For tracked vehicles like tanks it is really simple, as they can rotate on the spot about an origin point both when moving and when still. Rotate the velocity along with the vehicle.

 

Wheeled vehicles are a little more complex because the steering wheels don't rotate the vehicle directly, it needs to also be moving forwards/backwards.Still for basic pre-made vehicles you can approximate the amount to rotate based on the angle of the steering wheel, the wheel base length and its forwards/backwards speed to rotate the vehicle appropriately. I don't see the need for any "line tracing" for basic functionality.

 

You can then add some math to for example reduce speed when turning, and for keyboard input make the steering more gradual over a half second or so (the tap repeatedly for less sharp turns, hold for sharp turns type thing you get).
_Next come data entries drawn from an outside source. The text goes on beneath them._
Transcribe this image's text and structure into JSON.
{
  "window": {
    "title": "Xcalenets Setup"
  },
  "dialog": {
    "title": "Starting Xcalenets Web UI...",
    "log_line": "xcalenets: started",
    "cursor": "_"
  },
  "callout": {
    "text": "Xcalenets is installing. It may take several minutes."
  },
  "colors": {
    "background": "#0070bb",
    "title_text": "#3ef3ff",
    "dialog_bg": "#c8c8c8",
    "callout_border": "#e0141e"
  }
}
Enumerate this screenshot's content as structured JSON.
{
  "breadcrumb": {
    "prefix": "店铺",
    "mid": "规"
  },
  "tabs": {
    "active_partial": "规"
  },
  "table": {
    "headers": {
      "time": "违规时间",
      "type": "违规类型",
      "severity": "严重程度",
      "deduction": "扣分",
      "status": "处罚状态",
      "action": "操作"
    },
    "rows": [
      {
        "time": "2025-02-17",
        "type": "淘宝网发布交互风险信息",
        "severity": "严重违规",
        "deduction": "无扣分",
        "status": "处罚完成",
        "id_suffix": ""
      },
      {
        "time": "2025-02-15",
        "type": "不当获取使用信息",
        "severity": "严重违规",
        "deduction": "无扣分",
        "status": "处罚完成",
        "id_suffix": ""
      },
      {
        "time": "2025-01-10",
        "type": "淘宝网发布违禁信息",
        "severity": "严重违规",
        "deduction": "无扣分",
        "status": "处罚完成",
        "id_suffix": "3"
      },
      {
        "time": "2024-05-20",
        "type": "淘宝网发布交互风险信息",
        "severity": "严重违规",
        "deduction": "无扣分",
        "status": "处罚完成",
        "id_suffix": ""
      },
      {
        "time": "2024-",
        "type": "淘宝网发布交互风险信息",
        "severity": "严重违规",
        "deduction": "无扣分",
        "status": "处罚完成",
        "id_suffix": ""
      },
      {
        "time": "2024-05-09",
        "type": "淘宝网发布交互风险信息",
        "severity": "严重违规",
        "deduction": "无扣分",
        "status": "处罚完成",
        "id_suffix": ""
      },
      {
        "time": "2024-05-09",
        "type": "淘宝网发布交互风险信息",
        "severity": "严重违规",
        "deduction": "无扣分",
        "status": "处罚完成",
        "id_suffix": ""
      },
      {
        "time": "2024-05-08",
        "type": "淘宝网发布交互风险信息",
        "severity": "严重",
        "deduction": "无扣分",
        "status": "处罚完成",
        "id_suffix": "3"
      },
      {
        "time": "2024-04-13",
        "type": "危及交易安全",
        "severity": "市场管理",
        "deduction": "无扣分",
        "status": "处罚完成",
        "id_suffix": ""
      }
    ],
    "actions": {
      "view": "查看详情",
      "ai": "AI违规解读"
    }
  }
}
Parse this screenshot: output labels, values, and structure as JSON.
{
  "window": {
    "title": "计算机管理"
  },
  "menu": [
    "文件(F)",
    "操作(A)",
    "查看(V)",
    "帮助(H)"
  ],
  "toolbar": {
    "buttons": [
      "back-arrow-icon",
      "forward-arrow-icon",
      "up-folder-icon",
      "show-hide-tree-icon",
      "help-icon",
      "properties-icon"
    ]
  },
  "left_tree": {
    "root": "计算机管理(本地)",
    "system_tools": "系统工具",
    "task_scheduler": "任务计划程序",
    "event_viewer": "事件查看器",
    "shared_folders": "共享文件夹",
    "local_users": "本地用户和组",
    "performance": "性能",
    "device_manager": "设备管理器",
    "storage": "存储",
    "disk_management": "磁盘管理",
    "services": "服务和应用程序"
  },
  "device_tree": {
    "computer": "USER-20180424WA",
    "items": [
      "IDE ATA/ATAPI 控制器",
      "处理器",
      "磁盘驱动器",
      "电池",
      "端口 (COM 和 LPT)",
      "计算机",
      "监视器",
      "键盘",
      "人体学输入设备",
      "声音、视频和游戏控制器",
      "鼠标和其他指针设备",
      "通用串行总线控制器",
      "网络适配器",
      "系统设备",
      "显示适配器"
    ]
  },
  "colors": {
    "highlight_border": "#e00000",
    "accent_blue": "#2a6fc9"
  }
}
If you start wanting to simulate friction, crashing and sliding into barriers, locked wheels, user created verhicles/wheel arrangements, etc. though you probably want a full physics engine.

Thank you for the replies! I should have been more specific. My main concern now is collision with the ground, how to make the vehicle correctly copy the ground. Thats why I was writing about line tracing..

Anyway the article is interesting. I also watched the talk about Rocket League, very good small ideas in that one. Maybe simplifed physics is the right approach.

Still I would be interested to know, how is the movement done in 3D RTS games, when the units are going up and down hills or over obstacles. For example Company of Heroes.

A lot of RTS games almost ignore the 3D aspect, at least when it comes to movement and handling the map (ai/pathfinding/etc.). Steep slopes/cliffs are marked as unpassable tiles in some way (similar to water).

 

In that case, you might do movement as I described. Then just get the height for the units location, and the pitch and roll according to the slope (e.g. by taking the angle between the heights in tiles ahead, behind, and each side of the vehicle). If your using a heightmap, well then that is exactly the data you need, if it is a free form mesh/model, see what the engine provides. But it should be similar to how people, trees, buildings, etc. determine their height on the map / "collision detect".